Le timing est parfait. Alors que l’Union européenne vient d’adopter un cadre juridique ambitieux pour la régulation des réseaux sociaux, le Conseil d’État leur consacre, ce 27 septembre, son étude annuelle 2022. Pour le rapporteur général de la Section du Rapport et des Etudes de l’institution, Fabien Raynaud, le choix de ce sujet n’est pas le fruit du hasard : « L’étude annuelle du Conseil d’Etat sur les réseaux sociaux intervient à un moment particulier puisque l’Union européenne a adopté deux textes très importants en la matière qui vont doter l’Union européenne d’outils tout à fait nouveaux pour réguler les services numériques et en particulier les réseaux sociaux ».
Au fil des 324 pages de l’étude, les locataires du Palais Royal ont donc analysé le monde des réseaux sociaux et formulé 17 propositions opérationnelles pour qu’ils soient utilisés de la manière la plus efficace possible.
En interne…
Première proposition formulée : renforcer la culture des réseaux sociaux dans les administrations. Pour Fabien Raynaud, « cette culture nous paraît encore insuffisante au sein des services notamment au niveau de l’encadrement pour des raisons d’âge ».
Le Conseil d’Etat souhaite donc développer au sein des administrations l’usage des réseaux sociaux afin d’avoir « un fonctionnement qui soit moins vertical, plus coopératif, plus réactif ». Dans ce but, l’étude rappelle l’existence, depuis 2018, de la messagerie Tchap conçue par la Dinum. Dédiée aux agents des ministères qui ont besoin d’utiliser une messagerie instantanée pour collaborer directement, elle est hébergée sur des serveurs français. Une réussite que le Conseil d’Etat souhaiterait ouvrir aux collectivités territoriales – une expérimentation est en cours – afin que celles-ci cessent d’utiliser des plateformes destinées au grand public qui ne disposent pas des garanties liées à la sécurité et la confidentialité des échanges.
… et en externe
Parallèlement à cette incitation à développer la culture des réseaux sociaux, et leur usage, au sein des administrations, le Conseil d’Etat émet le vœu d’utiliser ces derniers également à des fins d’information et de promotion de l’action publique auprès des citoyens.
A ce propos, l’étude met en avant le caractère attractif que dégagent les réseaux sociaux auprès des publics plus jeunes. Un levier idéal donc pour les informer des actions locales, faciliter certaines de leurs démarches et communiquer directement avec eux.

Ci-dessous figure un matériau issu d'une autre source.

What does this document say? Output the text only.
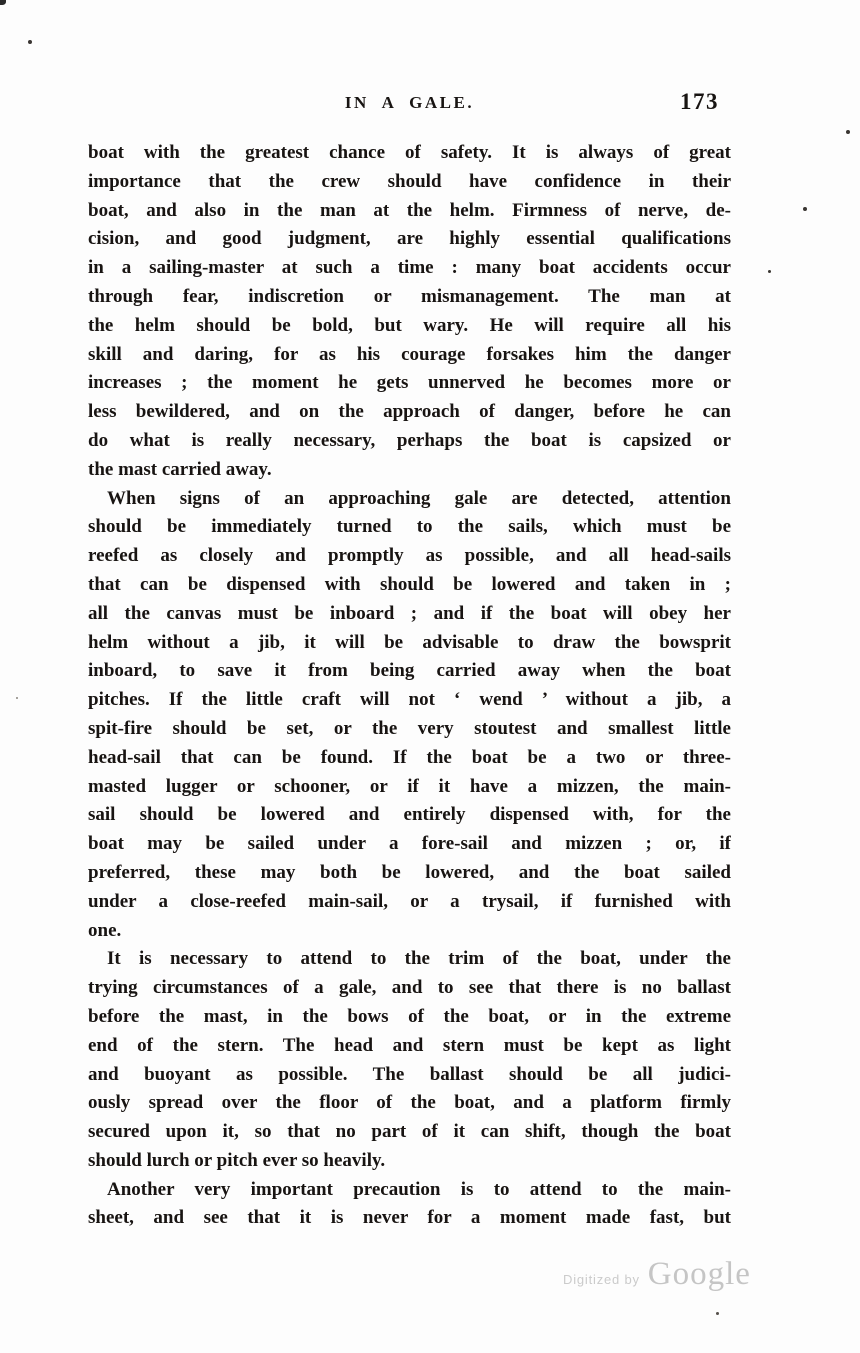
IN A GALE.	173
boat with the greatest chance of safety. It is always of great
importance that the crew should have confidence in their
boat, and also in the man at the helm. Firmness of nerve, de-
cision, and good judgment, are highly essential qualifications
in a sailing-master at such a time : many boat accidents occur
through fear, indiscretion or mismanagement. The man at
the helm should be bold, but wary. He will require all his
skill and daring, for as his courage forsakes him the danger
increases ; the moment he gets unnerved he becomes more or
less bewildered, and on the approach of danger, before he can
do what is really necessary, perhaps the boat is capsized or
the mast carried away.
When signs of an approaching gale are detected, attention
should be immediately turned to the sails, which must be
reefed as closely and promptly as possible, and all head-sails
that can be dispensed with should be lowered and taken in ;
all the canvas must be inboard ; and if the boat will obey her
helm without a jib, it will be advisable to draw the bowsprit
inboard, to save it from being carried away when the boat
pitches. If the little craft will not ‘ wend ’ without a jib, a
spit-fire should be set, or the very stoutest and smallest little
head-sail that can be found. If the boat be a two or three-
masted lugger or schooner, or if it have a mizzen, the main-
sail should be lowered and entirely dispensed with, for the
boat may be sailed under a fore-sail and mizzen ; or, if
preferred, these may both be lowered, and the boat sailed
under a close-reefed main-sail, or a trysail, if furnished with
one.
It is necessary to attend to the trim of the boat, under the
trying circumstances of a gale, and to see that there is no ballast
before the mast, in the bows of the boat, or in the extreme
end of the stern. The head and stern must be kept as light
and buoyant as possible. The ballast should be all judici-
ously spread over the floor of the boat, and a platform firmly
secured upon it, so that no part of it can shift, though the boat
should lurch or pitch ever so heavily.
Another very important precaution is to attend to the main-
sheet, and see that it is never for a moment made fast, but
Digitized by Google
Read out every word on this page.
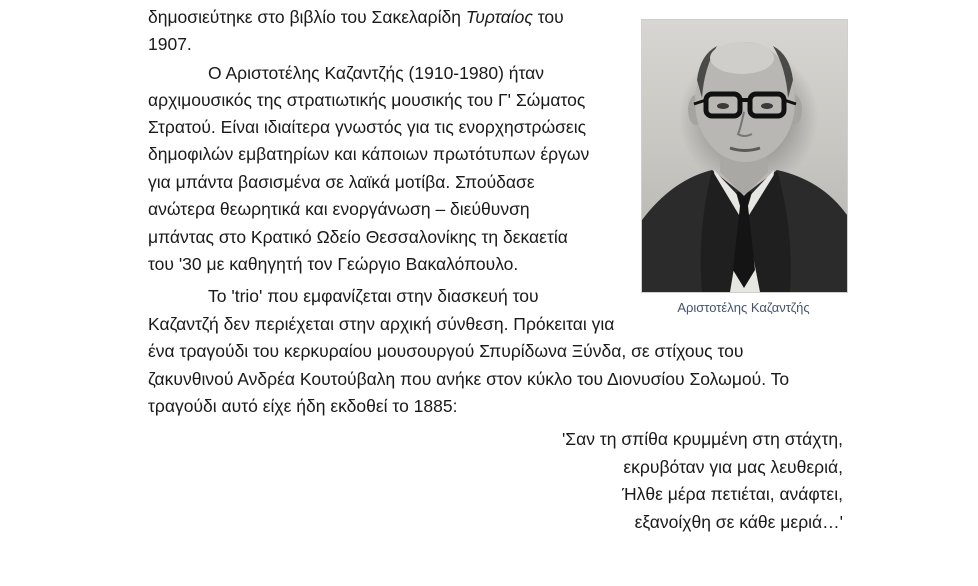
δημοσιεύτηκε στο βιβλίο του Σακελαρίδη Τυρταίος του
1907.
Ο Αριστοτέλης Καζαντζής (1910-1980) ήταν
αρχιμουσικός της στρατιωτικής μουσικής του Γ' Σώματος
Στρατού. Είναι ιδιαίτερα γνωστός για τις ενορχηστρώσεις
δημοφιλών εμβατηρίων και κάποιων πρωτότυπων έργων
για μπάντα βασισμένα σε λαϊκά μοτίβα. Σπούδασε
ανώτερα θεωρητικά και ενοργάνωση – διεύθυνση
μπάντας στο Κρατικό Ωδείο Θεσσαλονίκης τη δεκαετία
του '30 με καθηγητή τον Γεώργιο Βακαλόπουλο.
Το 'trio' που εμφανίζεται στην διασκευή του
Καζαντζή δεν περιέχεται στην αρχική σύνθεση. Πρόκειται για
ένα τραγούδι του κερκυραίου μουσουργού Σπυρίδωνα Ξύνδα, σε στίχους του
ζακυνθινού Ανδρέα Κουτούβαλη που ανήκε στον κύκλο του Διονυσίου Σολωμού. Το
τραγούδι αυτό είχε ήδη εκδοθεί το 1885:
'Σαν τη σπίθα κρυμμένη στη στάχτη,
εκρυβόταν για μας λευθεριά,
Ήλθε μέρα πετιέται, ανάφτει,
εξανοίχθη σε κάθε μεριά…'
Αριστοτέλης Καζαντζής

Une forme de communication qui permet également, selon l’étude, de rendre compte au citoyen de l’action publique. « Pour les collectivités territoriales, les réseaux sociaux constituent des relais à part entière des politiques publiques. Cette révolution des modes de relations entre l’administration et les administrés doit être mise au profit du plus grand nombre et doit être organisée au mieux pour ne pas dévoyer son objet » peut-on y lire.
L’étude du Conseil d’Etat passe également en revue les bénéfices que peuvent engendrer les réseaux sociaux que ce soit en termes de vie de quartier, de démocratie locale.
Formation des agents
Toutefois, l’utilisation des réseaux sociaux les plus « grand public » expose aussi les collectivités à certains risques comme les fausses informations et les trolls. C’est pourquoi, le Conseil d’Etat prône dans son étude annuelle, une utilisation de réseaux sociaux dits « alternatifs », au moins pour faire vivre la démocratie locale et utiliser des civics techs, car « seuls les réseaux sociaux alternatifs sont, pour l’instant, à même de proposer un espace suffisamment sécurisé et serein ». Le Conseil d’Etat promeut en ce sens l’utilisation de Mastodon ou de Whaller.
Enfin, le Conseil d’Etat précise qu’une telle généralisation nécessite des formations des fonctionnaires « afin de déterminer les limites à ne pas dépasser, et de protéger les agents d’éventuels propos malveillants ». A terme, l’institution souhaite que « toutes les collectivités territoriales importantes, les administrations centrales et déconcentrées et les services publics fortement présents sur le net disposent d’un tel dispositif ».